IDS Rules Adaptation for Packets Pre-filtering in Gbps Line Rates

Abstract

The enormous growth of network traffic, in conjunction with the need to monitor even larger and more capillary network deployments, poses a significant scalability challenge to the network monitoring process. We believe that a promising way to address this challenge consists in rethinking monitoring tasks as partially performed inside the network itself. Indeed, in-network monitoring devices, such as traffic capturing probes, may be instructed to perform intelligent processing and filtering mechanisms, so that the amount of data ultimately delivered to central monitoring entities can be significantly reduced to that strictly necessary for a more careful and fine-grained data inspection. In such a direction, this chapter focuses on the design and implementation of an hardware-based front-end pre-filter for the topmost known Snort Intrusion Detection System (IDS).
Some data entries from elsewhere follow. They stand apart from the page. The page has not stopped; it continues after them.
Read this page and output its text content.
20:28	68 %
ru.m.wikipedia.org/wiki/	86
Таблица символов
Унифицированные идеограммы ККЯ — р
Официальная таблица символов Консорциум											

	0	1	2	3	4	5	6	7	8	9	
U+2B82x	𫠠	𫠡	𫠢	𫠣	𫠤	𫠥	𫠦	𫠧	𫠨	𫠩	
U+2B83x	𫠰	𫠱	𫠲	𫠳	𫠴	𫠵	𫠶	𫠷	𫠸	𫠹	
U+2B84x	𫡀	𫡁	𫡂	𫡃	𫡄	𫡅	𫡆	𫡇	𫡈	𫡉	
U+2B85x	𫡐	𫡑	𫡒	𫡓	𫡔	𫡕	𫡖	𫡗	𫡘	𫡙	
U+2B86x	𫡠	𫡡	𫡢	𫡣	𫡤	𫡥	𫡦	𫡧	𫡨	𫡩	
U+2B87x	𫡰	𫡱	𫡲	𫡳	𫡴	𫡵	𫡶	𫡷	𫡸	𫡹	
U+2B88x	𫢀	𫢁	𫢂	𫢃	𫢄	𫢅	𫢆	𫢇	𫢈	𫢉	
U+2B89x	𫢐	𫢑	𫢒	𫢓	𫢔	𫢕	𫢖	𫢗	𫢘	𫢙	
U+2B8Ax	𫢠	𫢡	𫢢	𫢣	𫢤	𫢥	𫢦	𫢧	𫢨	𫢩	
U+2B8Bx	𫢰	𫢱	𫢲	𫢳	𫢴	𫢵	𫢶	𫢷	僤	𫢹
Motivated by the practical impossibility to pack a large amount of legacy Snort rules over a resource-constrained hardware device, we specifically address the question on how Snort rules should be adapted and simplified so that they can be supported over a commercial, low-end, Field Programmable Gate Array (FPGA) board, meanwhile providing good filtering performance. Focusing on about one thousand Snort rules randomly drawn from the complete rule set, we experimentally determine how these rules can be simplified meanwhile retaining a comparable detection performance with respect to the original, non adapted, rules, when applied over a “training” dataset composed of a relatively large traffic trace collected from a regional ISP backbone link. We then validate the performance of the adapted rules against additional collected traffic traces. We show that about 1000 adapted Snort rules can be supported over a low-end FPGA based Snort pre-filter, with 93% data reduction efficiency.